As has always been the case with Egge, her songs improve with each listen, although her musical identity remains hard to pin down. The Bowery coffee shop indie folk of 2007’s ‘Road to my Love’ is still to be found, but the focus has shifted back to her country roots and ‘Bad Blood’ has a distinctly southern flavour.

The story is one of mental illness based on Egge’s own family experiences and expressed with a sense of futility laced with compassion and hope. It’s the harsh reality of ‘Bad Blood’ which creates the edge. It’s a rallying call, a plea for normality and a paradox of injustice. And it makes for intoxicating listening. ‘Driving with No Hands’ sets the scene and although the metaphors come thick and fast they barely disguise the brooding sensibilities of the subject matter and, along with the driving guitars conspire to push the Travis Bickle style character of the narrative over the edge.

‘Bad Blood’, ‘Hole in Your Halo’ and ‘Evil are also, as the titles suggest, dark but fascinating products of troubled contemplation. Remarkably for a record so heavily reliant on such unfortunate circumstances it’s all surprisingly upbeat from thereon in. It’s as if Egge decides to wash away her own bad blood and a light appears at the end of the tunnel which we follow to the positive, hope filled conclusion of ‘Your Voice Convinces Me’. The drums and fiddle certainly compound this effect, for which I suspect that some of the credit goes to a certain famous collaborator. The fact that this was produced by country outlaw Steve Earle has obviously had an impact, but although his influence is noteworthy and his presence felt, this is very much Egge’s baby and not Earle’s protégé as some commentators have inferred.

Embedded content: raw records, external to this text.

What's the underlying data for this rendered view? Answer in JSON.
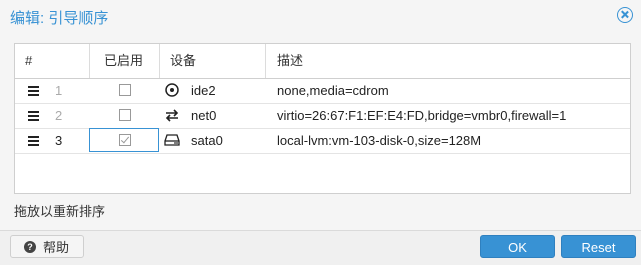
{
  "dialog": {
    "title": "编辑: 引导顺序"
  },
  "table": {
    "columns": [
      "#",
      "已启用",
      "设备",
      "描述"
    ],
    "rows": [
      {
        "order": "1",
        "enabled": false,
        "device": "ide2",
        "icon": "disc-icon",
        "description": "none,media=cdrom"
      },
      {
        "order": "2",
        "enabled": false,
        "device": "net0",
        "icon": "network-exchange-icon",
        "description": "virtio=26:67:F1:EF:E4:FD,bridge=vmbr0,firewall=1"
      },
      {
        "order": "3",
        "enabled": true,
        "device": "sata0",
        "icon": "hard-disk-icon",
        "description": "local-lvm:vm-103-disk-0,size=128M"
      }
    ]
  },
  "hint": "拖放以重新排序",
  "footer": {
    "help_label": "帮助",
    "ok_label": "OK",
    "reset_label": "Reset"
  },
  "colors": {
    "accent": "#3892d4"
  }
}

Egge has been around long enough now to inspire as well as be inspired by, she just flies a little too low under the radar to be easily picked up on these shores. She has been described as “the Nina Simone of folk” and much more besides. I can’t help imagining a Bakersfield version of Suzanne Vega at her peak. You will draw your own comparisons, but one thing is certain; it will be with someone who has attitude and the courage of her convictions, and maybe young female artists will in time be hailed as the next Ana Egge.